Even though it’s barely existed for 100 years, basketball is quickly climbing the ranks of the most popular sports in the world. Hoops are easily accessible — with a court and nets being much easier to set up than the piles of equipment needed for a game of American football or ice hockey — and that’s a key factor when many parts of the world struggle to put food on the table.
We’ve seen basketball take off in popularity in recent years, with China and Europe two often-talked about areas of heavy growth because of the NBA stars they continue to churn out.
On the global stage, smaller sized countries often have the cards stacked against them when it comes to international competition: even if they possess a good deal of talent, there are simply less people to choose from in order to flesh out an entire roster, especially against countries like the United States that have hundreds of millions of people.
Jamaica, which at 4,240 square miles and 2.8 million people is a little smaller than the state of Connecticut, proudly bucks that trend time and again, and basketball is just another example of that. Here’s a look at how basketball became so popular on the Rock, and how the NBA continues to impact the island nation.
When you’re looking at sports that originated in another country before finding immense popularity elsewhere in the world, you can often point to a single trailblazer who helped to spark that cultural diffusion: take a look at Roberto Clemente’s impact on baseball in Latin America, for example. While people have played basketball in Jamaica since the early 1900s, the island nation joined the world stage in a big way during the early 1980s.
That’s because of NBA Hall of Famer Patrick Ewing, who was born in Kingston, Jamaica’s capital, and lived there for the first 13 years of his life. Ewing eventually moved to Massachusetts, where he began to establish himself as a force to be reckoned with on the court after initially excelling in soccer and cricket back in Jamaica.

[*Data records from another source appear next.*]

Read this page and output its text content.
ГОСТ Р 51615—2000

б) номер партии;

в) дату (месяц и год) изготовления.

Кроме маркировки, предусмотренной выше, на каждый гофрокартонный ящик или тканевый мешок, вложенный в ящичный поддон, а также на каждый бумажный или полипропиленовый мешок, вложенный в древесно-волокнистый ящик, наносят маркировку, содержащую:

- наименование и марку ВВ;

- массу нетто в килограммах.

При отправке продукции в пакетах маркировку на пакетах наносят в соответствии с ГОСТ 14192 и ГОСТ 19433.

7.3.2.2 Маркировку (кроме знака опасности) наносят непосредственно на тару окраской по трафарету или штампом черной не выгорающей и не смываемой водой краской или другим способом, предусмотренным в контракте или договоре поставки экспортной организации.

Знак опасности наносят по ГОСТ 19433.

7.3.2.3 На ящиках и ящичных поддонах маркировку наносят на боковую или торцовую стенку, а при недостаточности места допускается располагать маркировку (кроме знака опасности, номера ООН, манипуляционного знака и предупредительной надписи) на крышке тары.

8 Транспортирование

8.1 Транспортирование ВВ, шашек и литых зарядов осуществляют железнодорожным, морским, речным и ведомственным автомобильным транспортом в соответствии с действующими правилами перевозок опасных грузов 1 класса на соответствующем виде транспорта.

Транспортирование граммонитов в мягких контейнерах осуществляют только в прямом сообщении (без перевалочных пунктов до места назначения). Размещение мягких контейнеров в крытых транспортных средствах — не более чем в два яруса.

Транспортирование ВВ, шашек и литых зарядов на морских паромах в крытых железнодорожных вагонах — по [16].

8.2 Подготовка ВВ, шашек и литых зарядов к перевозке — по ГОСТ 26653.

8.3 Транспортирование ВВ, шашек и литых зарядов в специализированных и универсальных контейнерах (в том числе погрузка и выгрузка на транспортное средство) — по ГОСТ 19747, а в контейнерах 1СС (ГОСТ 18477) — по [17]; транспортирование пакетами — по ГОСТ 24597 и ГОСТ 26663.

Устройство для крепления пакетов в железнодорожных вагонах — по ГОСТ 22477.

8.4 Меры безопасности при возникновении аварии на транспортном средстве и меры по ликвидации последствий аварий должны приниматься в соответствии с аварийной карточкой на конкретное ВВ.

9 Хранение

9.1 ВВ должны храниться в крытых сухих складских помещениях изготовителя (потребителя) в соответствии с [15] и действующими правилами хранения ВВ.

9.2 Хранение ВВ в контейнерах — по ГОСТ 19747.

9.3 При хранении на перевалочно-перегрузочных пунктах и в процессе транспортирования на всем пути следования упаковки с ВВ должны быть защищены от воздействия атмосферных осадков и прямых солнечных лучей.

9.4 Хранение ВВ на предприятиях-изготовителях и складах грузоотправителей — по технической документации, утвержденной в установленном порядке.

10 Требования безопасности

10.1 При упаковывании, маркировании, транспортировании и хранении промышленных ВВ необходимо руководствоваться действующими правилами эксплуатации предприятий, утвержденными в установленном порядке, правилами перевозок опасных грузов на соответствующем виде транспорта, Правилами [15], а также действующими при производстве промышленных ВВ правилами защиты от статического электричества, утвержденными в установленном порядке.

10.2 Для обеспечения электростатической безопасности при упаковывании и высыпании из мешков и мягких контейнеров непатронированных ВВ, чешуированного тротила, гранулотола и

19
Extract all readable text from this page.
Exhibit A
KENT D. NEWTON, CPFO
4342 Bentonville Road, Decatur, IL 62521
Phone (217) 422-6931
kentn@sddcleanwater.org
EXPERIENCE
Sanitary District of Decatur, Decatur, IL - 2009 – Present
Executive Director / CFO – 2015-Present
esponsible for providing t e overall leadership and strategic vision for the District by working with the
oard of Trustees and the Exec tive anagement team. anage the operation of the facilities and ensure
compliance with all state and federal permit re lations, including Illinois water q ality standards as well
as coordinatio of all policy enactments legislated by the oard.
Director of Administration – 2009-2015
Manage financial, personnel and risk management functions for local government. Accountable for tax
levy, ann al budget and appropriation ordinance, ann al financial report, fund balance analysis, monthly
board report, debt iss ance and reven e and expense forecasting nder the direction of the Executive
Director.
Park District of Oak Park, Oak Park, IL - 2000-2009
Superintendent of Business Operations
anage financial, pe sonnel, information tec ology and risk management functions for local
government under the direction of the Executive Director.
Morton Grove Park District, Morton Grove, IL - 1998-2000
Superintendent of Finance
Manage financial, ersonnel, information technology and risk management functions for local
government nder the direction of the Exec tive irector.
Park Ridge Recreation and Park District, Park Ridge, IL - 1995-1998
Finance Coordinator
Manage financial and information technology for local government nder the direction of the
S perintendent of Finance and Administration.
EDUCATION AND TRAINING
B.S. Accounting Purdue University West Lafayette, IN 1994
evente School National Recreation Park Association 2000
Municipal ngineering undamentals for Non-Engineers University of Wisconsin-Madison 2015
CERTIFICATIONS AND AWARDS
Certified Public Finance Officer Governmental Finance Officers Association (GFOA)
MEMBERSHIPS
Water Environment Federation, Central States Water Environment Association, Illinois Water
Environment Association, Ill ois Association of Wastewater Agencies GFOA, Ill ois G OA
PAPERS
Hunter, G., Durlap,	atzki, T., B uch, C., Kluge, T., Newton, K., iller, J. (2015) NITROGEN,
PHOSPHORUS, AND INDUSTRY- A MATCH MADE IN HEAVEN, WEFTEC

Ewing led his high school team to three consecutive state championships, cementing himself as one of the best players in the country before joining the Georgetown Hoyas in college. Ewing, who eventually grew to be 7 feet tall and 255 pounds, was an excellent athlete, often a rarity for someone of his stature.
He took the Hoyas to three Final Fours during his time in college, winning one National Championship before being drafted by the New York Knicks with the first overall selection. Unfortunately, his championship success ended there, as the Knicks made just one NBA Finals during his 15 year tenure there, losing to the Houston Rockets in seven games.
Ewing has maintained pride in his Jamaican heritage, serving as a role model for the next generation of basketball lovers from the country as many kids aspire to be like him and make the NBA someday.
The NBA season began last week, while the National Basketball League, the highest flight of basketball in Jamaica, has been playing for several weeks now. If you want to bet on hoop, be it American, Jamaican or any other sport or league in the world, be sure to use these NBA odds in order to lock in the best possible chances of winning big.
As I alluded to earlier, one excellent way of seeing how successful a sport is in a given country is by looking at how the national teams perform in global competitions.
The Jamaican men’s national basketball team has seen a decent amount of success, recording four gold medals in FIBA’s Caribbean Basketball Championship. Ewing, unfortunately, played for the United States National Men’s Basketball Team throughout his international career, racking up a pair of Olympic gold medals, including as a member of the Dream Team in 1992… leaving Jamaican basketball fans to wonder what could have been had he played for his hometown squad.
As of September 2023, the Jamaican Men’s National Team was ranked No. 106 in the world, per FIBA’s comprehensive rankings, so there’s still a good deal of work to be done. The Women’s Team sits in a similar position, ranked No. 103, and they have two CBC gold medals to their name.
The good news is that the NBA is the best of the four major sports leagues in North America at growing the game on a global basis, so I wouldn’t be too surprised to see a good deal of Caribbean outreach soon.